回到桃苑,狐袖兒百思不得其解,她有什麼地方做得不對嗎?爲什麼勾引不成,還適得其反?
看來她需要等到只有他們兩人的時候再進行計劃。
對了!俗話說日久生情,如果她把他睡了,他會不會就慢慢的發現她的好,慢慢的愛上自己了?
狐袖兒忽然靈光一閃。
畢竟她再怎麼忙活,都不如撲倒他,如果能報此仇,犧牲一下身體又何妨?何況她本來就是他的王妃。
雖然不知道他這個花心大蘿蔔爲何到現在都沒碰過自己,但只要她出手,事情肯定就能辦成。
將計就計,她今晚就去給他侍寢!
狐袖兒飛快的來到鏡前,喚來芷芸替自己重新梳了個整齊的髮髻,將好看的步搖與簪子都往頭上戴,施了粉黛,在眉心點了顆硃砂,沒了小家碧玉的姿態倒有了幾分妖嬈的模樣。
她今晚的樣子一定能把他驚豔住,從而拜倒在她的襦裙下!
狐袖兒在心中竊喜着,不知不覺便迎來了夜晚。
月色如洗,星辰璀璨。
她又一次翻了牆,來到他的房門前。
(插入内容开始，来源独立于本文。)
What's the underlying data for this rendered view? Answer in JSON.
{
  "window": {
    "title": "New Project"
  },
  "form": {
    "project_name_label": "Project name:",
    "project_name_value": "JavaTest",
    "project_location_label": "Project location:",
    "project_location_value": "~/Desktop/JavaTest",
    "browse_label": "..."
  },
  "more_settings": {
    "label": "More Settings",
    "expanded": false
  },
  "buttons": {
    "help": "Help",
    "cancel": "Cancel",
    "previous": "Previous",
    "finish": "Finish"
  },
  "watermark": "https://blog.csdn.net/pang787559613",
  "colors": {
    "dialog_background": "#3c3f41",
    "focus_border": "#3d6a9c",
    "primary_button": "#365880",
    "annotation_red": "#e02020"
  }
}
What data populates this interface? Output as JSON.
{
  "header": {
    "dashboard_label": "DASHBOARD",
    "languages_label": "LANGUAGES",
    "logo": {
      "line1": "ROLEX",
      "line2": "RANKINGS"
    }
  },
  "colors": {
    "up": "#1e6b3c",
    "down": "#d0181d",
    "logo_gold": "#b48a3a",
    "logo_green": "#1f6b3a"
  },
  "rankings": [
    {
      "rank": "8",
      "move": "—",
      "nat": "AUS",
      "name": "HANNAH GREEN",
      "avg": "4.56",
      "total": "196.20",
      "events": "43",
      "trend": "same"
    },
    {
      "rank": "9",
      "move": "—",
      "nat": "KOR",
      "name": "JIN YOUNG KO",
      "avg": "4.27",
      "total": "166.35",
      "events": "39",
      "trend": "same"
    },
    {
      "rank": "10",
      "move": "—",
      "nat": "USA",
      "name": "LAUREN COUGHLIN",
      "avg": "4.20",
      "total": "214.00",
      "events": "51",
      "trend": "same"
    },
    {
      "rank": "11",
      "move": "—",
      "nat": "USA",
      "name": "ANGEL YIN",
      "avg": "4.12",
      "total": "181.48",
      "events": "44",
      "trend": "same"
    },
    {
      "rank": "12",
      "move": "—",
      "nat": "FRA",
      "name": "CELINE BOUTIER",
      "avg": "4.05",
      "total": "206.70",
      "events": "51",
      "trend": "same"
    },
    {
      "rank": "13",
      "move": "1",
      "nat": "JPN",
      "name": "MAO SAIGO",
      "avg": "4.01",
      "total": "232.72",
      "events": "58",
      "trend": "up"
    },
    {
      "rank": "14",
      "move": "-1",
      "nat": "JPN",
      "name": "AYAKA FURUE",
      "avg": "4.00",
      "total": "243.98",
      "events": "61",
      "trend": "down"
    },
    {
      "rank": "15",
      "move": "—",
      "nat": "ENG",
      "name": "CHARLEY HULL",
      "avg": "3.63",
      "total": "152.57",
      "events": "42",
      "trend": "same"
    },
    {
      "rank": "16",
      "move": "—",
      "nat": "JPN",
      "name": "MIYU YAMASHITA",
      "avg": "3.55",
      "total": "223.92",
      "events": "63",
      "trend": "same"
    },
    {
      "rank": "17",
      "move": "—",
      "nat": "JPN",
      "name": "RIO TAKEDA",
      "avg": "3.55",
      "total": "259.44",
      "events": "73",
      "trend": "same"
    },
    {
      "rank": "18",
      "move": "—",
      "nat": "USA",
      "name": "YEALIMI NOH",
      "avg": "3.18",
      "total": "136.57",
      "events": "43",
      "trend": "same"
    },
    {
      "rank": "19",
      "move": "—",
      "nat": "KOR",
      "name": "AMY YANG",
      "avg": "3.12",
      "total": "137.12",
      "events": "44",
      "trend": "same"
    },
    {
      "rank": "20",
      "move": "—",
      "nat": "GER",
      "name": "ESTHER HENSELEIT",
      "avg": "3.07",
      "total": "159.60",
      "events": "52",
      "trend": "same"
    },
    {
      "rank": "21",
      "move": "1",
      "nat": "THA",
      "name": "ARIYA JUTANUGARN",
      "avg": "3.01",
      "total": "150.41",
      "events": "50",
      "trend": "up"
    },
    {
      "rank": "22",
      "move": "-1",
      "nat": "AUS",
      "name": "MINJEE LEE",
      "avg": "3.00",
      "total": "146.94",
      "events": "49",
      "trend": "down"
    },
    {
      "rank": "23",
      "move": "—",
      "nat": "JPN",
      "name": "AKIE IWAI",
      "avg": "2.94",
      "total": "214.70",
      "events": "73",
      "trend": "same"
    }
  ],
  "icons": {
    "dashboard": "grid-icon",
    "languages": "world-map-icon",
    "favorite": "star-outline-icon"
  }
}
輕輕敲了敲門,發現門閂沒橫上,她便自個兒開門走了進去。
“你來幹什麼?”清冷的聲音響在她耳畔,狐袖兒一轉身發現陸御珩負手而立,正陰鷙的盯着她。
見着她這副樣子,他打心裏浮現出一股厭惡之感,劍眉緊蹙,想看看她意欲何爲。
“自然是來……”勾引你的!狐袖兒一想不妥,不過她臉皮厚,自然還能更厚!
兀自走到牀旁脫了鞋,她爬上他的牀,聲音嬌軟不失誘惑,“王爺~妾身來給您侍寢~”
陸御珩眸中陰鷙不散,冷冷掃了她一眼,薄脣輕啓吐出一字:“滾。”
狐袖兒一愣,不但沒氣餒,面上反而還展現出一抹狡黠的笑。
看來……他是個禁慾系。
她正奇怪,分明自己貌美如花還是堂堂正正嫁進來的,爲何陸御珩從不願碰她,府裏那麼多女人,想必他也都沒碰過吧?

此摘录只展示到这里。